I like writing. You get to tell stories. You get to make stuff up. Like Sedgewick. Say hi to Sedgewick. He’s seven. He’s in Mrs. Alabaster’s second grade class. He’s the second shortest in the class–only Molly is shorter, but she can run faster than Sedgewick can. Sedgewick is the kind of boy who’s quiet–not because he’s shy, but because he doesn’t know what to say. He’s the kind of kid who nobody notices until he does something wrong. Sedgewick shuffles to the bus stop by himself every morning in his light blue Converse sneakers. His backpack dwarves him, looming atop his shoulders. It’s a plain backpack, not a Mighty Morphin Power Rangers backpack or even a Mickey Mouse backpack. It’s just plain. But Sedgewick likes it, because it used to belong to his brother. Sedgewick’s hair is always messed up. It always looks like he just took off a sweatshirt with a tight neck. Sedgewick is the kind of kid who would pick dandelions for his mother, if his mother was still around. Instead he gives them to his grandmother, who always thanks him and puts them in a vase on the kitchen table. This always makes Sedgewick smile.

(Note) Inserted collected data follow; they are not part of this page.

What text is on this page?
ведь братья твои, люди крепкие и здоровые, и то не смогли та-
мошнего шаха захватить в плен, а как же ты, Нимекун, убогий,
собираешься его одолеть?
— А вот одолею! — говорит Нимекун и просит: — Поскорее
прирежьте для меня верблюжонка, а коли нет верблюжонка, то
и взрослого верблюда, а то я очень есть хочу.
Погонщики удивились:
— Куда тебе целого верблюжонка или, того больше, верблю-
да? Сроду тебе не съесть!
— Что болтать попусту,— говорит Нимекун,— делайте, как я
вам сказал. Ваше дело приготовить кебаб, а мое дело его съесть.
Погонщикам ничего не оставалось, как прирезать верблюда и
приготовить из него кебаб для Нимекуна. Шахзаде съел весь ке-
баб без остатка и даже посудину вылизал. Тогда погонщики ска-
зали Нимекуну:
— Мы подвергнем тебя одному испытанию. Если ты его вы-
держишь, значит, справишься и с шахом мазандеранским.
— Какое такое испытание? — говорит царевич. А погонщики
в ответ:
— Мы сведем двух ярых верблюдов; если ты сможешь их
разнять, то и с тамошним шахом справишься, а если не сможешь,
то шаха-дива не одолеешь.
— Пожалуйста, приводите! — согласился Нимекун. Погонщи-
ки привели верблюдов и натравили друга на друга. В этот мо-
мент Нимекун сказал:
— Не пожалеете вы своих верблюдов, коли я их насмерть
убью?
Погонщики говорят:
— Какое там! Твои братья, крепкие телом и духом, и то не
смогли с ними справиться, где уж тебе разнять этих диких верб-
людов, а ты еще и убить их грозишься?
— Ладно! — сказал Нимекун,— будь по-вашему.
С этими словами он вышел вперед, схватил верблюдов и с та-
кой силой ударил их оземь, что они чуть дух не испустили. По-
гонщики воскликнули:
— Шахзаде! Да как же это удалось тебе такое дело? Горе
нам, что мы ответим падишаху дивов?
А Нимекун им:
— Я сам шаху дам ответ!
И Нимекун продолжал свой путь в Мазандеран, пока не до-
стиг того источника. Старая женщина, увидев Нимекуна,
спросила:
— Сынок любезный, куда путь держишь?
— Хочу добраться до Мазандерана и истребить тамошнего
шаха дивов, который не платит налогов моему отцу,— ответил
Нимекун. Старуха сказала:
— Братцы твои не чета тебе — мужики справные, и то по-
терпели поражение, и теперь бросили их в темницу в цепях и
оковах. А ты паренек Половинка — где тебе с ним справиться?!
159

That’s why I like writing. I just created the seven year old character, Sedgewick. He doesn’t exist until I say he does, and he has no traits until I give them to him. And it’s not that I like it because it’s a power trip. I like it because characters themselves are powerful. I can create in my readers certain feelings for Sedgewick, based solely on the type of character he is. That’s fun. It’s also kind of like creating your own cast of imaginary friends.
I don’t have to be deep everyday, do I?